Mikita Brottman is a college professor and psychoanalyst teaching in Baltimore. The Maximum Security Book Club tells of her project to read literature with prisoners from Jessup Correctional Institution. The ten books she chose all feature outsiders to society, starting with Heart of Darkness and finishing with Lolita. Her idea is that the men will be able to relate to these characters, and it will be productive to explore these works with the men. Of course, there are major differences between teaching to a group of prisoners in prison, and undergraduates in a college classroom. Brottman has to contend with a difficult atmosphere with guards who are suspicious. The prisoners are enthusiastic to an extent but their background education is thin and they have many preoccupations. Their motivations for attending may not be purely a love of literature, but more the advantages being in such a class will get them when they are trying to seek better conditions, or avoiding other activities that are more unpleasant. But then, a great deal of college teaching has students with similar motivations.  Brottman’s prison students might have fallen asleep sometimes, but at least they were not texting during class. Then again, the prison students also have committed major crimes, and their rough lives have given them insights that often students lack.

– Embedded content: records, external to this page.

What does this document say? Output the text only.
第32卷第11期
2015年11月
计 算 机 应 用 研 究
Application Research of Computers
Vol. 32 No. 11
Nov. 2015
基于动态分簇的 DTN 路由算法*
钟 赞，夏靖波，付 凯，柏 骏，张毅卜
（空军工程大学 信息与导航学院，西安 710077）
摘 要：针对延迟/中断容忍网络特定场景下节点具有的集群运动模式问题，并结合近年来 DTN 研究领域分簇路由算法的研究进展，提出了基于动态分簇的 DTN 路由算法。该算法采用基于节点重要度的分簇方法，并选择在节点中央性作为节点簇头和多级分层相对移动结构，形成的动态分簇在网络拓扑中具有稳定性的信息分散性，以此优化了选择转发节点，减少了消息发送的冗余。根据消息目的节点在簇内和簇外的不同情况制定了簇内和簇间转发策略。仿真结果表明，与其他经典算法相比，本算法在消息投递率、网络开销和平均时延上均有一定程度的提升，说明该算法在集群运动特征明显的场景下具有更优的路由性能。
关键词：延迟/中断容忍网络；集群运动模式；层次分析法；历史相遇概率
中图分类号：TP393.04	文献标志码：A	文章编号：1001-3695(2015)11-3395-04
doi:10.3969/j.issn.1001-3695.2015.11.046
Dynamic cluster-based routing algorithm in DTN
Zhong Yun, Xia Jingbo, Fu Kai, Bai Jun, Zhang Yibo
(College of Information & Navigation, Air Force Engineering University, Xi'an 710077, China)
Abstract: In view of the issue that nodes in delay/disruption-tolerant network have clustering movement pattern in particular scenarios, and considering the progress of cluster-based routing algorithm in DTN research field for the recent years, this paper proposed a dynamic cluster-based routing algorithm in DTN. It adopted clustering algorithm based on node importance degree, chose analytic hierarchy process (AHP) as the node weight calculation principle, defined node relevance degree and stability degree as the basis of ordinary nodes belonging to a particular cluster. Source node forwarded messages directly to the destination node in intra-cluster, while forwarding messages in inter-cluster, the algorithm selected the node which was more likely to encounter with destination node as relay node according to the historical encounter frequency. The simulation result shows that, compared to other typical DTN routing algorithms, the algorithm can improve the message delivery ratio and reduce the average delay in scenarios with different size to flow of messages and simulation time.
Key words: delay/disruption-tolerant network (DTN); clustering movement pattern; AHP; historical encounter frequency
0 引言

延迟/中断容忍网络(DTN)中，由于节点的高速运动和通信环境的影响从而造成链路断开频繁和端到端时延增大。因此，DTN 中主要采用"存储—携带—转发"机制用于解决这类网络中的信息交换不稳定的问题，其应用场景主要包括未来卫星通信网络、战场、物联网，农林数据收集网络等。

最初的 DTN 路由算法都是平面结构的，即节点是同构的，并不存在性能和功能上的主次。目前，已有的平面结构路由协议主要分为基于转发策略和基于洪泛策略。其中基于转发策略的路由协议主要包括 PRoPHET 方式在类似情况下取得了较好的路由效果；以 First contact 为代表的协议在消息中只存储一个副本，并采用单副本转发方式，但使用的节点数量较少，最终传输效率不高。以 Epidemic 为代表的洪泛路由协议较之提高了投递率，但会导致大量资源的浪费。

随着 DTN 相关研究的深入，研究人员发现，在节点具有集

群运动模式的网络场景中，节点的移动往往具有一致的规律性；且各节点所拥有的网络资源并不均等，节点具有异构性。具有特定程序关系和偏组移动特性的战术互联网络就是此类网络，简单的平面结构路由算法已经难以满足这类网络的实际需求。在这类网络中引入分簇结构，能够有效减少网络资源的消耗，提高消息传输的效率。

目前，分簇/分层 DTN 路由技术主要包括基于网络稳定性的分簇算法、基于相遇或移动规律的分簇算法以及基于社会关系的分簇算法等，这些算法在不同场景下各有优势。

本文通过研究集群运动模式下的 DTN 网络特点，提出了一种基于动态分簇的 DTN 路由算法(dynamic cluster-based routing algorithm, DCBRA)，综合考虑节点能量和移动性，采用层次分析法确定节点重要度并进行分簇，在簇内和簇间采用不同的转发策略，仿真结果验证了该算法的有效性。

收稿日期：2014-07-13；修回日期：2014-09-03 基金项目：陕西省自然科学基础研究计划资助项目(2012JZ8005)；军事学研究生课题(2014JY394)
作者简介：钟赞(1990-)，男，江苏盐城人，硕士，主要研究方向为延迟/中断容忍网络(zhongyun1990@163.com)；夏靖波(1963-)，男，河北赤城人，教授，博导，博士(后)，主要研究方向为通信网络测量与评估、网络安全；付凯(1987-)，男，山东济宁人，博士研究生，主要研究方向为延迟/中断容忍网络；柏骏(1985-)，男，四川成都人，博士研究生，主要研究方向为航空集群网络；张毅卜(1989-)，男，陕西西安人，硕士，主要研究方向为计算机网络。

The book starts in January 2013 and goes on for about 18 months. They discuss each book for a few sessions. Most of the men stay for all the books, although there are some interruptions as they deal with medical problems and being sent to different prisons. Brottman comes to get to know the men and learns more about their lives and their ways of thinking through her regular contact with them. The book includes some photos on inmates by Mark Hejnar, which makes the memoir feel a bit more personal even though some of them do not include their faces. This raises a question for the reader: has Brottman fallen into a trap of sympathizing with people who have committed terrible crimes?  Some of the most interesting parts of the memoir come from episodes described in the Afterword, where she describes meeting a couple of the prisoners after they have been released. She finds one young man arrogant and unpleasant then, quite different from the interesting person she knew him as in the book club. She realizes that the book club is not making a permanent difference to the men who participate, and she seems disappointed at the end of the project. Yet the author biography on the book jacket says that the reading group still continues, so Brottman must find it valuable for the experience itself rather than from its long term effects on the men.

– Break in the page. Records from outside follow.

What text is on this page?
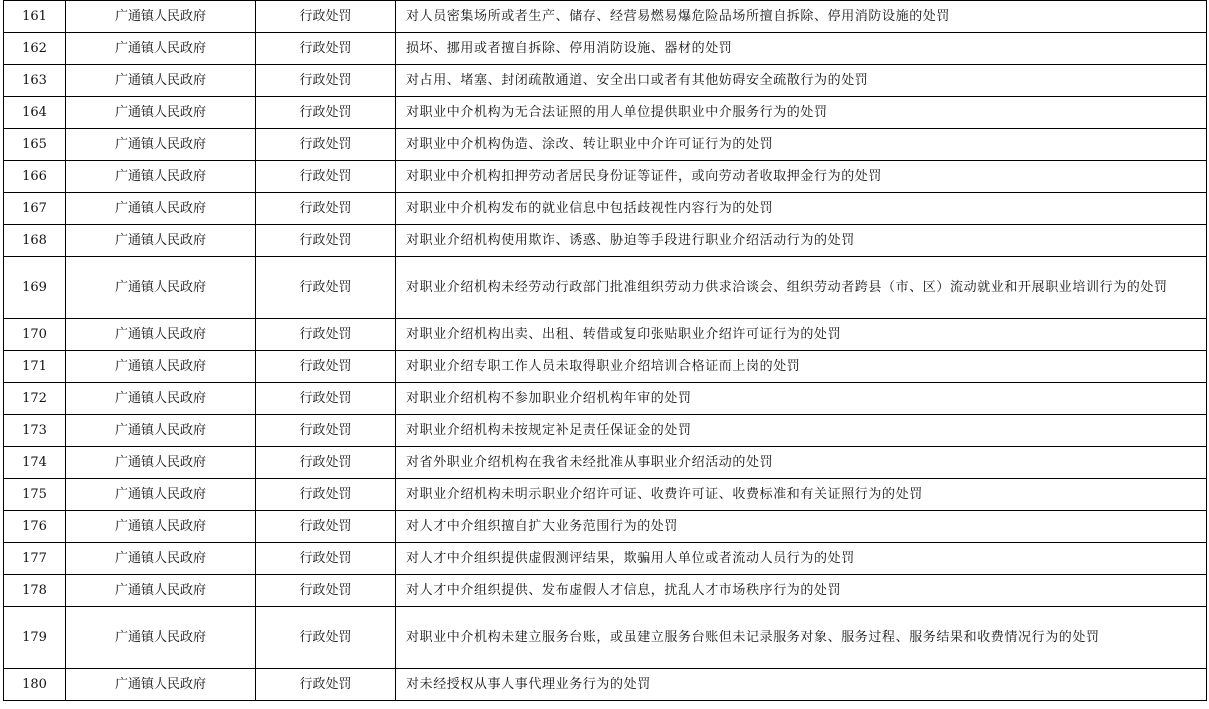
161	广通镇人民政府	行政处罚	对人员密集场所或者生产、储存、经营易燃易爆危险品场所擅自拆除、停用消防设施的处罚
162	广通镇人民政府	行政处罚	损坏、挪用或者擅自拆除、停用消防设施、器材的处罚
163	广通镇人民政府	行政处罚	对占用、堵塞、封闭疏散通道、安全出口或者有其他妨碍安全疏散行为的处罚
164	广通镇人民政府	行政处罚	对职业中介机构为无合法证照的用人单位提供职业中介服务行为的处罚
165	广通镇人民政府	行政处罚	对职业中介机构伪造、涂改、转让职业中介许可证行为的处罚
166	广通镇人民政府	行政处罚	对职业中介机构扣押劳动者居民身份证等证件，或向劳动者收取押金行为的处罚
167	广通镇人民政府	行政处罚	对职业中介机构发布的就业信息中包括歧视性内容行为的处罚
168	广通镇人民政府	行政处罚	对职业介绍机构使用欺诈、诱惑、胁迫等手段进行职业介绍活动行为的处罚
169	广通镇人民政府	行政处罚	对职业介绍机构未经劳动行政部门批准组织劳动力供求洽谈会、组织劳动者跨县（市、区）流动就业和开展职业培训行为的处罚
170	广通镇人民政府	行政处罚	对职业介绍机构出卖、出租、转借或复印张贴职业介绍许可证行为的处罚
171	广通镇人民政府	行政处罚	对职业介绍专职工作人员未取得职业介绍培训合格证而上岗的处罚
172	广通镇人民政府	行政处罚	对职业介绍机构不参加职业介绍机构年审的处罚
173	广通镇人民政府	行政处罚	对职业介绍机构未按规定补足责任保证金的处罚
174	广通镇人民政府	行政处罚	对省外职业介绍机构在我省未经批准从事职业介绍活动的处罚
175	广通镇人民政府	行政处罚	对职业介绍机构未明示职业介绍许可证、收费许可证、收费标准和有关证照行为的处罚
176	广通镇人民政府	行政处罚	对人才中介组织擅自扩大业务范围行为的处罚
177	广通镇人民政府	行政处罚	对人才中介组织提供虚假测评结果，欺骗用人单位或者流动人员行为的处罚
178	广通镇人民政府	行政处罚	对人才中介组织提供、发布虚假人才信息，扰乱人才市场秩序行为的处罚
179	广通镇人民政府	行政处罚	对职业中介机构未建立服务台账，或虽建立服务台账但未记录服务对象、服务过程、服务结果和收费情况行为的处罚
180	广通镇人民政府	行政处罚	对未经授权从事人事代理业务行为的处罚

The accounts of the meetings themselves are interesting mainly because of the interaction between teacher and students, and what we learn about their lives and ways of thinking as they reflect on the stories. It’s not surprising that they are not particularly impressed by many of the works. Conrad’s Heart of Darkness is by no means an easy read.  It would be surprising if the male protagonist of Lolita gained much sympathy from prisoners.  So many of Brottman’s book choices are surprising, and although it is admirable that she was ready to challenge her students, one wonders whether her choices are likely to bring the most out of the men.  Presumably readers who are familiar with the works Brottman discusses may get a little more out of her discussions, but for the most part, it is not at all necessary to have read the books. The chapters explain the main themes and the discussions between Brottman and her students are fairly self-explanatory.  Ultimately, the book is most interesting as an unusual insight into prison life and the ways prisoners understand their lives, and the texts they study in the group are just instruments for them to use.

© 2016 Christian Perring

 

Christian Perring has spent 24 years as a philosophy professor. He is now considering what to do next.